Instead of helping these organizations, we’re now taxing them. And we’re doing it at a time when countries like China are pouring money into higher education because they understand that it is a proven way to advance as a civilization and as an economy.

LAPP: We’re now witnessing a gubernatorial candidate here in Massachusetts pushing an endowment tax proposal as well. It really does lay bare the question that, if we are a not-for-profit entity, aren’t our resources best deployed for teaching and research and providing financial aid to some of the brightest minds in the nation and in the world?

GAZETTE: What is your sense of Harvard’s future as it faces whatever headwinds are ahead?

HOLLISTER: For reasons not at all tied to the economy, both Standard & Poor’s and Moody’s this past year have “downgraded” their outlook for higher education.

Demographics have changed. The number of students has plateaued, and we’ve actually seen a decline nationally in the number of domestic students in the last couple of years. Tuition is increasingly unaffordable — that’s why Harvard’s commitment to financial aid is so critical. And the outlook for federal funding is uncertain.

All colleges and universities need to recognize the challenges and realities that higher education is facing, and also remember that we are cyclically dependent on the health of the broader economy.

But having said that, I like Harvard’s chances — always — because of its outstanding faculty, exceptional students, and a highly motivated and talented staff. These are our best assets. I also think that Harvard is blessed with good leadership and a wonderful campus in an excellent geographic location. Harvard transforms lives through its teaching and makes world-altering discoveries. That is desperately needed and an important contribution to our country. I think Harvard’s in a good position for the future. But we have to watch every penny.

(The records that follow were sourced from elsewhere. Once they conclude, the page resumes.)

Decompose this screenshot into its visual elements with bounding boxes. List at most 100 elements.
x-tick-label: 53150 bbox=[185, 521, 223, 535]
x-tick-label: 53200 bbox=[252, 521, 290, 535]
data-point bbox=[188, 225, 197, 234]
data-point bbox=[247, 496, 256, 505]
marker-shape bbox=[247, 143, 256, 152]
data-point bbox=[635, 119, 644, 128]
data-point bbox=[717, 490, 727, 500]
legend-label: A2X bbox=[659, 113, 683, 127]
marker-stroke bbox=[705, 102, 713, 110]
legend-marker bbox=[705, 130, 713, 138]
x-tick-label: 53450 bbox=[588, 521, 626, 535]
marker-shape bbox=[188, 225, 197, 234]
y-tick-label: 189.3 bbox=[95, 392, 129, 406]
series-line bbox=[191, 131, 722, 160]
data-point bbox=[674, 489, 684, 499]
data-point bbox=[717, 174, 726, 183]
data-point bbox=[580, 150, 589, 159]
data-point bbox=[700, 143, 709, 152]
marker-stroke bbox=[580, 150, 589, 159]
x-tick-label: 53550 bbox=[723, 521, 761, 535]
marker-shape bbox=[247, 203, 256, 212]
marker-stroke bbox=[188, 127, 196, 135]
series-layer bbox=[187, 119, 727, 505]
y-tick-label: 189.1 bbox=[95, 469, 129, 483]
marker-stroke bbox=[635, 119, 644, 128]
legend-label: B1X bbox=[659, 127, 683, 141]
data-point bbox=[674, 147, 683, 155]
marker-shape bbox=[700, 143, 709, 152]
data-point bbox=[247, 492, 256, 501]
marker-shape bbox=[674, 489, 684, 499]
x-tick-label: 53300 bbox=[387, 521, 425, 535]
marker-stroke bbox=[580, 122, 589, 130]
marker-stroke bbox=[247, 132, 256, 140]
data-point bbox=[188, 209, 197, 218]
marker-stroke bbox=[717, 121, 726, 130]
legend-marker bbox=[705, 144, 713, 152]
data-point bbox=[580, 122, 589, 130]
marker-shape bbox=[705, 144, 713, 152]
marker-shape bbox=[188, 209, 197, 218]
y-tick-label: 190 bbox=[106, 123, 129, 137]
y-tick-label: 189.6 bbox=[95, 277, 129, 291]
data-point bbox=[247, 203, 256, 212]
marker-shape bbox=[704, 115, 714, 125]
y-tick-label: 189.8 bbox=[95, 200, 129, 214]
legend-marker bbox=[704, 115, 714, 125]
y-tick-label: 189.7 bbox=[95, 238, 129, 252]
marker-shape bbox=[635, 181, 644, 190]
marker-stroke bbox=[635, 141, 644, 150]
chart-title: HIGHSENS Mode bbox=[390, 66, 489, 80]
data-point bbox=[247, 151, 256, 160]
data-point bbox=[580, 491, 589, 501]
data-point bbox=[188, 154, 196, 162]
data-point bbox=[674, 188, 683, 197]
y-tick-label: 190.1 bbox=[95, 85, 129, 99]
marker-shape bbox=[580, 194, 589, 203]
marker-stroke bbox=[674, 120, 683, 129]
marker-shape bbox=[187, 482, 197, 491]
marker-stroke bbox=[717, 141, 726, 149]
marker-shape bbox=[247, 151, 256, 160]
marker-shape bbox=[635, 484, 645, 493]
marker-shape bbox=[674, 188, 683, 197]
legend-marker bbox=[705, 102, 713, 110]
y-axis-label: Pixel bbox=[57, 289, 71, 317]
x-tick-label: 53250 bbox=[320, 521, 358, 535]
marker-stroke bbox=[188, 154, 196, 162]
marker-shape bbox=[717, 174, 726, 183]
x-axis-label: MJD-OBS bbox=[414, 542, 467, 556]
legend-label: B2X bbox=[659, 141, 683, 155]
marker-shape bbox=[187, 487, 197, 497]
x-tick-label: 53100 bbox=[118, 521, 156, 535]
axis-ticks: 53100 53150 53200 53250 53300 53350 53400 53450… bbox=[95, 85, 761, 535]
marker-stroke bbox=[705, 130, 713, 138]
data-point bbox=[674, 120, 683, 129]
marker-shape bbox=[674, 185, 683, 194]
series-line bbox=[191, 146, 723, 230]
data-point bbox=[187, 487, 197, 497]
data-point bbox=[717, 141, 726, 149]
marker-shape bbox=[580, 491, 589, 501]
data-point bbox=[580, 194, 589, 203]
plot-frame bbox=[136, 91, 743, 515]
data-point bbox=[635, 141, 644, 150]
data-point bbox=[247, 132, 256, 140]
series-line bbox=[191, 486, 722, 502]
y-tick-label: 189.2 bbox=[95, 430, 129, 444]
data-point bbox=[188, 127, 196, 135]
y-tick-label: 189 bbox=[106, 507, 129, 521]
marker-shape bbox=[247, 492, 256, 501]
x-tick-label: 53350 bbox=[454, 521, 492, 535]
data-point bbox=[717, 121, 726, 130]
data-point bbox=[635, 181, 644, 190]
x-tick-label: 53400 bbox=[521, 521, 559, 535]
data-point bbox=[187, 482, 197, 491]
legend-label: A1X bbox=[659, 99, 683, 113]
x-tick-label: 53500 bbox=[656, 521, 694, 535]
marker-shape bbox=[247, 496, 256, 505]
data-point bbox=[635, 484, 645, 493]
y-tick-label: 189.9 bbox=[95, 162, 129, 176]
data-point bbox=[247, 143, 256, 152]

LAPP: Thanks to Drew Faust, who over the last 11 years took us through some dark times and led us to the types of results we’re reporting today, whether it be through governance changes, bringing this University together under the umbrella of One Harvard, or bringing the kind of discipline that allowed us to address our financial issues. Now she’s passed the baton to President Bacow, who’s a known leader in higher education and also has a proven track record in addressing these types of problems. And just to echo what Tom said, I like Harvard’s chances, not just in the next several decades, but in the next century.